At the end of college, in the spring of 2013 (if all goes as planned), I will have earned a BFA in Creative Writing and a BA in Philosophy. And no job prospects. But I'm not going to college to get a job, as odd as that may sound. I intended on sharpening my skills as a critical thinker and a creative writer. Writing is my job now and will be then.

But, I need to make money too. That's the reality. If I write the next Great American Whatever, then a "job" won't be necessary. But I don't write with that in mind. It would stifle me more than I'm already stifled creatively. It's all I would focus on. I would be trying to find the commercial angle to my ideas.

So I've decided to think seriously about teaching. Wow that sounded like "settling."

Okay. Teaching is something my father did for 40 years. Well, teaching that led to becoming a principal then a curriculum director. Anyway, my point is, I respect teachers and teaching. I don't mean to make it sound like I'm considering it professionally as a "fall back" like it's some sort of menial task. Like falling back on chocolate when you've run out of vanilla ice cream.

It would be a challenge. Especially at 45 when the great majority of teachers would be in their early 20s. I would be old enough to be their father, and old enough to be my students' grandfather. If I taught kindergarten I mean.

I would teach at the secondary level. Probably English.
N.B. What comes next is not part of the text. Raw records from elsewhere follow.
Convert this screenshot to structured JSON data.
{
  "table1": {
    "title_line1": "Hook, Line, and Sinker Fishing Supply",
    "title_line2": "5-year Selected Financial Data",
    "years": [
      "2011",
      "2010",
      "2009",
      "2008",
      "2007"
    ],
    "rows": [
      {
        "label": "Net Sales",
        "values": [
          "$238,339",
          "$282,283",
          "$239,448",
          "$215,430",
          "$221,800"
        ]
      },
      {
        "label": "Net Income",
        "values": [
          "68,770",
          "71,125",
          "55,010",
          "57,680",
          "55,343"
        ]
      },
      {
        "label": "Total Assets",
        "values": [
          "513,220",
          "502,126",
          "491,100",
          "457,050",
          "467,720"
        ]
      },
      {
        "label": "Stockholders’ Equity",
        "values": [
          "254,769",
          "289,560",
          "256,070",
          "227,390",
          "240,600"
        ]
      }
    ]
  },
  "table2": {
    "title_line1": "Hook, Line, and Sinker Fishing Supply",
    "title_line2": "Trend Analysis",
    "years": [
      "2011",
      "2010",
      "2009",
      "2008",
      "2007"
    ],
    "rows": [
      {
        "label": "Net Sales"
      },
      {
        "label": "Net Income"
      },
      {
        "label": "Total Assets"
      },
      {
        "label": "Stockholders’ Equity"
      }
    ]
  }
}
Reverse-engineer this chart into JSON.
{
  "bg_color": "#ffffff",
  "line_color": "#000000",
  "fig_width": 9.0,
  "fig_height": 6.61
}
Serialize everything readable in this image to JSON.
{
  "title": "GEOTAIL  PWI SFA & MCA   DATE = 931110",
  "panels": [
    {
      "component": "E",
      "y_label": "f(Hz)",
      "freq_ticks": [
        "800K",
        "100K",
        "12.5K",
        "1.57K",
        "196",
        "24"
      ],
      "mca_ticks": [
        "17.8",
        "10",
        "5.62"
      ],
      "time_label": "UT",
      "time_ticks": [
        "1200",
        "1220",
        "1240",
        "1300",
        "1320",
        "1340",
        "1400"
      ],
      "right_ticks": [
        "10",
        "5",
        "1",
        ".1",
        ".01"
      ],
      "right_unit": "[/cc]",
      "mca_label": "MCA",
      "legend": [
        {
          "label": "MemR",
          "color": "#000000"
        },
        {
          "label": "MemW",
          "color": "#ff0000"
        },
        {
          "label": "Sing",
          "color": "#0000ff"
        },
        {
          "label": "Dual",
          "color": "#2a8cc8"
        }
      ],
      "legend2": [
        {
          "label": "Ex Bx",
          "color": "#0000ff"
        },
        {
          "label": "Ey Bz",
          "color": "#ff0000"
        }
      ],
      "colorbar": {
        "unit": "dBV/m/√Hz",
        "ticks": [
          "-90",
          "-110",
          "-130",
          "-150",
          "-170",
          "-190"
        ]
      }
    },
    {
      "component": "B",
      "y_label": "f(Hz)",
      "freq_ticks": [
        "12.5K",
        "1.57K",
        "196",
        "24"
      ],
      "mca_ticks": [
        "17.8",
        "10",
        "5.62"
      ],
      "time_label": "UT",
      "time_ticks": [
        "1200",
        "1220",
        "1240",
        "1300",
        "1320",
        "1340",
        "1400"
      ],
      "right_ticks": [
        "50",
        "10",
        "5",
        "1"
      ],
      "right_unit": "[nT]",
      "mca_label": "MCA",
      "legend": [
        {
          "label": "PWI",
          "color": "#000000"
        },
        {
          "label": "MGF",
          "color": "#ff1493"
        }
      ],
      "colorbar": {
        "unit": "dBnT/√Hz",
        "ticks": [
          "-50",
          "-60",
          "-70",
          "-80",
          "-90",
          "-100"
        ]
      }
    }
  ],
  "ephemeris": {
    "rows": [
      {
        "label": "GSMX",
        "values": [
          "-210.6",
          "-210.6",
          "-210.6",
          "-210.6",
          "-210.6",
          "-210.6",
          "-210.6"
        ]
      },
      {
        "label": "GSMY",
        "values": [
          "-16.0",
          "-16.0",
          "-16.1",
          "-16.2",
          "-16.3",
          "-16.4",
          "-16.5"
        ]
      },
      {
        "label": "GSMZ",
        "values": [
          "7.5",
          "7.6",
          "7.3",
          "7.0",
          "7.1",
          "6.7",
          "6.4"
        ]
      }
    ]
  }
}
Or "Philosophical creative writing" given my major.

I don't know. I'm just babbling at this point. I've put the idea on the menu. As an option. We'll see.


  1. My brother (the professional student: because he has been in college {minus 2 years} since he was 18. He is now 37....),is getting his masters at UCLA, and teaches. he seems to love it...you remind me of him... because of your writing and witty sarcasm. I think you would make a great teacher.

  2. Ha! I'm the First follower!! And welcome back.

    I think you'd probably make a very, very good teacher, especially with your range of school experiences to draw from. That can bring you compassion and empathy, and students love to learn from people who they feel truly care about them.

    (Plus it is SO fun to get to stand in front of a captive audience and talk and talk. You get to make rules. You get to decide what everyone should read. You get to make odd jokes that only you and one bright student laugh at. Seriously, never dull!)

  3. And, Andy . . . . .don't look past the rewards. The students who come to life while bing mentored by you and your cautious instructing. I am a part time art teacher . . . .mostly to adults who crave the learning. Having had 'big jobs' in the corporate world, making good money, nothing has been as rewarding as teaching. You would be terrific, judging from your writing and your obvious caring.